There are days I have to actively remind myself that there exists no gray headed, horn rimmed, central committee of functionaries reviewing my permanent record; shaking their heads and sucking their teeth as they mumble things about “unrealized promise.”
Compounding that, I am of an age at which it seems inescapable that I am what, who, and where I am going to be, sufficient or not. Most days that’s enough. But if I am honest with you, and I always mean to be, it can get a bit loud in my head. Still, there are signals amongst the noise.
Her mother out of town, my daughter and I were camping recently. It wasn’t my ideal.
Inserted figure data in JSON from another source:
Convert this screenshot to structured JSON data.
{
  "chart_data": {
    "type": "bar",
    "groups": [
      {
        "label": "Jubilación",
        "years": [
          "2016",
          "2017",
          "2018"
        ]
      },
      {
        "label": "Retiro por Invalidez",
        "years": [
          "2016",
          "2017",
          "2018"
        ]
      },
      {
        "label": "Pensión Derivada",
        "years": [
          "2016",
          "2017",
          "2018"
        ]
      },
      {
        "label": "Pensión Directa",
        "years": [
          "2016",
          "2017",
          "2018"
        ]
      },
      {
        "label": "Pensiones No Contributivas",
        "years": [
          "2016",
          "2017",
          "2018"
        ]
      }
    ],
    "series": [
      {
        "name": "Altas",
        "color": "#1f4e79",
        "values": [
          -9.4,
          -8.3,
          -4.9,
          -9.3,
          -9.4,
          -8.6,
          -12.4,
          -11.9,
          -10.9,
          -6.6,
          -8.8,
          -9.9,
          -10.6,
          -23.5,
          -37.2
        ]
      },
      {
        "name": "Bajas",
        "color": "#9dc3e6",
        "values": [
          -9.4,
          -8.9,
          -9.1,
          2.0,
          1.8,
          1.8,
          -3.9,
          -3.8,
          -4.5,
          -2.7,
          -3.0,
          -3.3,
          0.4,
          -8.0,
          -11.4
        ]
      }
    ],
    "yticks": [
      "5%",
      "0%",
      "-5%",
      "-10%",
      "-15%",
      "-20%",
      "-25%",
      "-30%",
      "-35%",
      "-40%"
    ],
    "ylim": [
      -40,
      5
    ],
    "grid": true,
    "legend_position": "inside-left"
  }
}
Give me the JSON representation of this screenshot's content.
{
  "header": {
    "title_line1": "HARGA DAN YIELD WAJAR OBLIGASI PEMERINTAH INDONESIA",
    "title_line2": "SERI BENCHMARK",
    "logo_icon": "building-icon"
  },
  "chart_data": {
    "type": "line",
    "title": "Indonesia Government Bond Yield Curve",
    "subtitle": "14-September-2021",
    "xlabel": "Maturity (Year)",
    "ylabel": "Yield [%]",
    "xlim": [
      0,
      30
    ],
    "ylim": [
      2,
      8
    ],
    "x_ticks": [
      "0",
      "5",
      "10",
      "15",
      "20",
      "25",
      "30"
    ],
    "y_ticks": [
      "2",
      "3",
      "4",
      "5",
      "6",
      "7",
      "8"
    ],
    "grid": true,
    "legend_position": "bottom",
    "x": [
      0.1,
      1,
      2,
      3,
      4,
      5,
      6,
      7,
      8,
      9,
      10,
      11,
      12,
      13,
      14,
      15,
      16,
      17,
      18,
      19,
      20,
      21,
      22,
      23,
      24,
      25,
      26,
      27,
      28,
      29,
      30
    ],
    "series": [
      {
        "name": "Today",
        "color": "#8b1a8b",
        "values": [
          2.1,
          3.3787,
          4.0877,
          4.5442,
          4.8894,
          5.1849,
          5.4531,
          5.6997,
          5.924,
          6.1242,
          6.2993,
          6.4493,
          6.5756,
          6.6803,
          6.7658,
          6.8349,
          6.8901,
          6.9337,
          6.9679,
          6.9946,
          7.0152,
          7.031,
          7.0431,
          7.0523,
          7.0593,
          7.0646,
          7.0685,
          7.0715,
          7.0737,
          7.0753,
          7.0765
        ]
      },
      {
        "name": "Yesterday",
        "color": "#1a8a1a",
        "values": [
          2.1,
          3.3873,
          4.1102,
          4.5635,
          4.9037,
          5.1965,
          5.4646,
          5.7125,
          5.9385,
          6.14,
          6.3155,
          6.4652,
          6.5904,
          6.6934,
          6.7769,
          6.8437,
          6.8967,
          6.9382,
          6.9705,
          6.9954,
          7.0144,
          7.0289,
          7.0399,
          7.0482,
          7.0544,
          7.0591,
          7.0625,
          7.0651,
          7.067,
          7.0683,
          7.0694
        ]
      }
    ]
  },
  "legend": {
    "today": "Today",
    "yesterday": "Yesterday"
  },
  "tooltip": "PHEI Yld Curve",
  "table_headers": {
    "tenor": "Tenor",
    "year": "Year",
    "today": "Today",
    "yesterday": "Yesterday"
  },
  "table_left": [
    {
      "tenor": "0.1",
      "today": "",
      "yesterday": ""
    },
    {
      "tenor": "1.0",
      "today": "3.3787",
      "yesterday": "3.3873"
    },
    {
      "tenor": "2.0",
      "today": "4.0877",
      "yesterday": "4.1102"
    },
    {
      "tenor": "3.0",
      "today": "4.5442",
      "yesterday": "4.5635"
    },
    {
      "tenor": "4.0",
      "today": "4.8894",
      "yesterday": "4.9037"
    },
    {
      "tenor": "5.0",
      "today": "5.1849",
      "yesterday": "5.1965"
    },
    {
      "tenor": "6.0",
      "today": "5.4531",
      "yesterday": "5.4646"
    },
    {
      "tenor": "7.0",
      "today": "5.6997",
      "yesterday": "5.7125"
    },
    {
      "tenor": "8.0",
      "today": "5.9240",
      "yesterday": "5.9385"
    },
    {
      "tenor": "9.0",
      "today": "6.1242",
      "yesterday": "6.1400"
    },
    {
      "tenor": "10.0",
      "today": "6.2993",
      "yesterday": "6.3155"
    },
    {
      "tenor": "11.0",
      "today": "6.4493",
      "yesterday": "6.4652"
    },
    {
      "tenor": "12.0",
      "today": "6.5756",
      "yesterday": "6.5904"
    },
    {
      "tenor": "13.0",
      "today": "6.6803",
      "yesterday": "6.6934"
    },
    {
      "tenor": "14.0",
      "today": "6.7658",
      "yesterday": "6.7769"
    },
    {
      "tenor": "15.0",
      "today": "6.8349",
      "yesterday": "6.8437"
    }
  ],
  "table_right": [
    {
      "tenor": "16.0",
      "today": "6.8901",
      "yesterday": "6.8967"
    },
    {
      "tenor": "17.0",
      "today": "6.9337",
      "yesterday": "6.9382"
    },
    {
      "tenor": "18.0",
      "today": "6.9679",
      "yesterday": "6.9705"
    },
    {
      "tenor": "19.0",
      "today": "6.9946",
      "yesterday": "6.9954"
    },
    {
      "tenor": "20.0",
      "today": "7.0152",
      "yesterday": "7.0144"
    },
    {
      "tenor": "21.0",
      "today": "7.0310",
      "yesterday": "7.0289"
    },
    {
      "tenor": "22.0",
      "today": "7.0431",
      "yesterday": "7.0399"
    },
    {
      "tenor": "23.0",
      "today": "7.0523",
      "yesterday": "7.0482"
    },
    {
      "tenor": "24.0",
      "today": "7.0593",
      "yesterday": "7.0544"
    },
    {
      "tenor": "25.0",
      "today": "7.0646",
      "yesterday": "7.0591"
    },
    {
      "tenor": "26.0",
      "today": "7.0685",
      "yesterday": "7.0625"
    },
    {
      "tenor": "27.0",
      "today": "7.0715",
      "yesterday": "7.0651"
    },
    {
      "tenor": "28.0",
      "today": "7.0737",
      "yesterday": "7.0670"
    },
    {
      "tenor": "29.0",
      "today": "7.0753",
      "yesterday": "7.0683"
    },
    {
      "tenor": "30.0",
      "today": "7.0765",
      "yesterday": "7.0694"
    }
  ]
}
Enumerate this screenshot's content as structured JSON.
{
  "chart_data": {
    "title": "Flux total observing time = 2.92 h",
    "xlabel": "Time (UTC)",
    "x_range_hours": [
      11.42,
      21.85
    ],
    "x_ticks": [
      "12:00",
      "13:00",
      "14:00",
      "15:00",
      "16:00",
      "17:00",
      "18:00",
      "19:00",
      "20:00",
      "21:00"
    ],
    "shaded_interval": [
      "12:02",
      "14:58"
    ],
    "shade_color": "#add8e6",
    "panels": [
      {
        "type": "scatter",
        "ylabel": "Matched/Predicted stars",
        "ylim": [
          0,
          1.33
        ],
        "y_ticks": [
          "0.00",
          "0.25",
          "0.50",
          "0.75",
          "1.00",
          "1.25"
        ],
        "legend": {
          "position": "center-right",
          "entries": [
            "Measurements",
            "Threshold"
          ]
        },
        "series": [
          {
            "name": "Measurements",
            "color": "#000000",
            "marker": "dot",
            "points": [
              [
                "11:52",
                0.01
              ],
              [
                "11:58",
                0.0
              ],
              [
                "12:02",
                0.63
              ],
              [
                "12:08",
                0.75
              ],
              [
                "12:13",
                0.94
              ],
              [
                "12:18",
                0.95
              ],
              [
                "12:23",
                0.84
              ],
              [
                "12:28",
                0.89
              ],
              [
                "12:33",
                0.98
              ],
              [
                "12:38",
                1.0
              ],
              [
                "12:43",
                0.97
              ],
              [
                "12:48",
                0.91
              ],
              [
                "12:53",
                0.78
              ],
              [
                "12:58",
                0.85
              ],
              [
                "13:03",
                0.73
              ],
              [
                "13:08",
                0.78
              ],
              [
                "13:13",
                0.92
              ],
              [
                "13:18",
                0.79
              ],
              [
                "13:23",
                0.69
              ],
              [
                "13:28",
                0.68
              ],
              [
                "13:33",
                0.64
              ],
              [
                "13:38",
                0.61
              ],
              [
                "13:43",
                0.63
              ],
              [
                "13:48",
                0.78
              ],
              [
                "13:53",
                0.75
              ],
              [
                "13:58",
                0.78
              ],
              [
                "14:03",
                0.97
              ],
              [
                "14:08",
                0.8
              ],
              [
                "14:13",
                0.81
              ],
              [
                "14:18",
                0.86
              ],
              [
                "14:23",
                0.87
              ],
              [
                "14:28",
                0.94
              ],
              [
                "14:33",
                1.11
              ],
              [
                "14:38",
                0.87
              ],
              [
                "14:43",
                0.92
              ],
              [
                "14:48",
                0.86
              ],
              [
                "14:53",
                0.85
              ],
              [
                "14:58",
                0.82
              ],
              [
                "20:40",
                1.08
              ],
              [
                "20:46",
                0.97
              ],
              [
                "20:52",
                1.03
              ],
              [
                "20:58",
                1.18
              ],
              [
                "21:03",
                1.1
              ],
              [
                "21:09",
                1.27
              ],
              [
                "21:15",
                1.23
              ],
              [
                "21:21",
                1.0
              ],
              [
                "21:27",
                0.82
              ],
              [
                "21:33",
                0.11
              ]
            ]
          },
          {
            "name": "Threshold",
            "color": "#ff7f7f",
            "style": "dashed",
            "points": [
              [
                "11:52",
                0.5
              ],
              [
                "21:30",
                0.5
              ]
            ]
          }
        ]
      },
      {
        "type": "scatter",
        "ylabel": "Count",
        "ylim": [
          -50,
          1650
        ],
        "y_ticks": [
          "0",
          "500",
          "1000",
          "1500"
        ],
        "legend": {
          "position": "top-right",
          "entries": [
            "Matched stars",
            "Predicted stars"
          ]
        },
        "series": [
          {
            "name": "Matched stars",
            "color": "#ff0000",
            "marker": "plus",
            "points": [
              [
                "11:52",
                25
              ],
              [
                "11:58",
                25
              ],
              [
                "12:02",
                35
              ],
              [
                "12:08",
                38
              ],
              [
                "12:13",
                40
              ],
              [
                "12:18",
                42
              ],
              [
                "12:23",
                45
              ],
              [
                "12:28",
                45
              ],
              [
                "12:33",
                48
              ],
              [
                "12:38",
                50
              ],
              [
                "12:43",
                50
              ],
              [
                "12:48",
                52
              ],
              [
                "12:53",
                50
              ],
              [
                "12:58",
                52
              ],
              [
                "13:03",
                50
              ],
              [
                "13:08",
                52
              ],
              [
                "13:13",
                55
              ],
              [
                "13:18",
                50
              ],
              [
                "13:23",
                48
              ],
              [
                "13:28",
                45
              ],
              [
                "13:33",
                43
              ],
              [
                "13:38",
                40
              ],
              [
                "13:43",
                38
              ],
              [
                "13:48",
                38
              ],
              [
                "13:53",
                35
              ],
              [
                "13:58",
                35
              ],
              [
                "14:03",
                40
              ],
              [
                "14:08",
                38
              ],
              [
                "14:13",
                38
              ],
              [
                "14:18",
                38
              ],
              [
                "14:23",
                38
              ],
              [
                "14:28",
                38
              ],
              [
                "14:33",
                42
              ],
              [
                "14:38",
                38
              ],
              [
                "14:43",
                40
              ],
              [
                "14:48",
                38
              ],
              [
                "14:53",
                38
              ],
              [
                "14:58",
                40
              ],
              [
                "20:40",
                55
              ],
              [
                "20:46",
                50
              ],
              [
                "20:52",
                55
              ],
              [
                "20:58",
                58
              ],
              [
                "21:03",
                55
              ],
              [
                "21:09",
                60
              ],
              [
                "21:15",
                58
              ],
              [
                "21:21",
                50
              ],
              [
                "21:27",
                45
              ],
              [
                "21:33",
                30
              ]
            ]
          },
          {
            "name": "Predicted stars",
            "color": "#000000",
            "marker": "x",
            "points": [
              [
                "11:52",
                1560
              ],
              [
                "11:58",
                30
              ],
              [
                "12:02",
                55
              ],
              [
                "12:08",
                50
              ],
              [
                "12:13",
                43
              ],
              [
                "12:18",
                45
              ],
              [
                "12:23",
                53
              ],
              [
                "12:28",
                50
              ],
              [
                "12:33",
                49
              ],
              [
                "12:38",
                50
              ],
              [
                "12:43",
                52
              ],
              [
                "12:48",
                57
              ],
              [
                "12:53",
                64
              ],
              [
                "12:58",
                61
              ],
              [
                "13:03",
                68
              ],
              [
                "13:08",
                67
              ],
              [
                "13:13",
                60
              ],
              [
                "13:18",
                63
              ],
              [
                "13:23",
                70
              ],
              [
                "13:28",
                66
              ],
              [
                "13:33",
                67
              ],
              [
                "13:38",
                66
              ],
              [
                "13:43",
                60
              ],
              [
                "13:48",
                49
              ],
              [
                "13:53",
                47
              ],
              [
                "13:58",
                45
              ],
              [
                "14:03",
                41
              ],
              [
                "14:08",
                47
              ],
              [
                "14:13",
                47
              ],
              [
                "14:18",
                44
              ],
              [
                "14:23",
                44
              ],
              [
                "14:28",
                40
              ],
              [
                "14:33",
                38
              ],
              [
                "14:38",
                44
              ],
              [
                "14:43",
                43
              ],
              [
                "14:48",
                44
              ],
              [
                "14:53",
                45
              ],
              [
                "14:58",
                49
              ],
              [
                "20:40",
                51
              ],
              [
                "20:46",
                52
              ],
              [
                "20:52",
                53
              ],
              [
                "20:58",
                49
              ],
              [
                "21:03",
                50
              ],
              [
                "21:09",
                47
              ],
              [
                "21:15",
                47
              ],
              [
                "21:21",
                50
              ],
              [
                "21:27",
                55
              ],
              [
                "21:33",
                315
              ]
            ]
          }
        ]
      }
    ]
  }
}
Drive-up camping at a state park with close by neighbors, macaroni and cheese from a box, and a New York Strip on cast iron. But the air was cool, the bugs were down, and the fire leapt with one match. We sat in the quiet and watched the embers rise, which I like. We watched a movie on the computer, which she likes. Then she turned, looked up at me, and said, unbidden and guileless, “Thank you for bringing me here, Daddy.” In that single moment the competing voices in my head gave way to the one saying, “You have everything you need.”
Sometimes I get the message. For her, I have achieved enough. I am enough. I imagine the members of the central committee slowly leaning back in their creaky chairs, looking around as one member chews on her pencil and begrudgingly says, “We may have to recalculate.”
But as surely as I am awash in little luxuries, there are people in this world without the luxury to contemplate, much less pontificate about, sufficiency. Their genuine lack is too present; too raw and real. Kentucky comes to mind. As we near the holidays, I ask you to take stock of your own sufficiency and find opportunities to assist someone with their own. I expect it will give you more than you knew you needed. Thanks for coming with me thus far. My best to you and yours over the holidays and for the coming year.